The General looked at the mess, said “Mmh,” and asked to see the medical room (“always assuming it isn’t rife with bubonic plague”); it wasn’t, as it happened, but the M.O.’s terrier had chosen that morning to give birth to puppies, beating the Adjutant to it by a short head. Thereafter a fire broke out in the cookhouse, a bren-gun carrier broke down, an empty cigarette packet was found in “B” company’s garden, and Private McAuslan came back off leave. He was tastefully dressed in shirt and boots, but no kilt, and entered the main gate in the company of three military policemen who had foolishly rescued him from a canal into which he had fallen. The General noted his progress to the guardroom with interest; McAuslan was alternately singing the Twenty-third Psalm and threatening to write to his Member of Parliament.
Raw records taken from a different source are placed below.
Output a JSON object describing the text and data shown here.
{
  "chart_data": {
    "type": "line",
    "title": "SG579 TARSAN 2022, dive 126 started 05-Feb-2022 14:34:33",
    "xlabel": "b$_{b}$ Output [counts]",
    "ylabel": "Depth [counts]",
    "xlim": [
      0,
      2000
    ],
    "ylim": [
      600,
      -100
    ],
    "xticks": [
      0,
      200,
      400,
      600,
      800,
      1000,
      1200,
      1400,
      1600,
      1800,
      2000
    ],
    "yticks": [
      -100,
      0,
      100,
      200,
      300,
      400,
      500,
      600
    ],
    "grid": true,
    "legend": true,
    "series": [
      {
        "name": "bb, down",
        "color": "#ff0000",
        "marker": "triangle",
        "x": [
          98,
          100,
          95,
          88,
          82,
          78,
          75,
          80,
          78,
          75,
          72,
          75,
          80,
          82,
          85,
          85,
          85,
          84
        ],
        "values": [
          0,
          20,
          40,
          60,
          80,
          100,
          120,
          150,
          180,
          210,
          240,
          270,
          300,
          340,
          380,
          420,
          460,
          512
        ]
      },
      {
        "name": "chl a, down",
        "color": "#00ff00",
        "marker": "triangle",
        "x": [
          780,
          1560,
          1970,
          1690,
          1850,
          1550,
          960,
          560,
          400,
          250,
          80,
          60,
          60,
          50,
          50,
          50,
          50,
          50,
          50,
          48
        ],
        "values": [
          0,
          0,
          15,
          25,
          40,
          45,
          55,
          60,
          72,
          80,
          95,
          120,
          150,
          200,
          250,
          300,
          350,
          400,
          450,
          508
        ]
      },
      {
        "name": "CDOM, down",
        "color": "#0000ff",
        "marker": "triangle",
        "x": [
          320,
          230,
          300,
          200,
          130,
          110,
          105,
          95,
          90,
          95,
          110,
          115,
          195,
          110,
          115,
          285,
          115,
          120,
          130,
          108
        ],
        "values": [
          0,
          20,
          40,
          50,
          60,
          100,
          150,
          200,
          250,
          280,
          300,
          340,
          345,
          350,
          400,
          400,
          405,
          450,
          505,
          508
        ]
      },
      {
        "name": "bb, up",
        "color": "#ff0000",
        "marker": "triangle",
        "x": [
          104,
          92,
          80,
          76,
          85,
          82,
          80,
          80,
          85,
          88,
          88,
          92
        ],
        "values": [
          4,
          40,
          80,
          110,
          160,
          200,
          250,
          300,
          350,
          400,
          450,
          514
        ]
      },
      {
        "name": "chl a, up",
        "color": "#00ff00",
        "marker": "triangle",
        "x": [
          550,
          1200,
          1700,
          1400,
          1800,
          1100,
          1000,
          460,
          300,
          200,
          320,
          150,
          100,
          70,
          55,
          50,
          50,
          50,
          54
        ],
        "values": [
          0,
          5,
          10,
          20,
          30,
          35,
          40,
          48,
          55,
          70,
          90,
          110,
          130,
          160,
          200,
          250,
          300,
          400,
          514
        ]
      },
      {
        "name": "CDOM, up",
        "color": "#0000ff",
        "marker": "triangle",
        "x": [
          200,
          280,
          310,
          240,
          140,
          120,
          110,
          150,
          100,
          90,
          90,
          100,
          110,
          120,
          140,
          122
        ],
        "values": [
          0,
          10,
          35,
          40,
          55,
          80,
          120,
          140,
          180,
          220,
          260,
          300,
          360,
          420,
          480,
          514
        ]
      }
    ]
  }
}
So it went on; anything that could go wrong, seemed to go wrong, and by dinner-time that night the General was wearing a sour and satisfied expression, his aide was silently contemptuous, the battalion was boiling with frustration and resentment, and the Colonel was looking old and ill. Only once did he show a flash of spirit, and that was when the junior subaltern passed the port the wrong way again, and the General sighed, and the Colonel caught the subaltern’s eye and said loudly and clearly: “Don’t worry, Ian; it doesn’t matter a damn.”
That finally froze the evening over, so to speak, and when we were all back in the ante-room and the senior major remarked that the pipe-sergeant was all set for the dancing to begin, the Colonel barely nodded, and the General lit a cigar and sat back with the air of one who was only mildly interested to see how big a hash we could make of this too.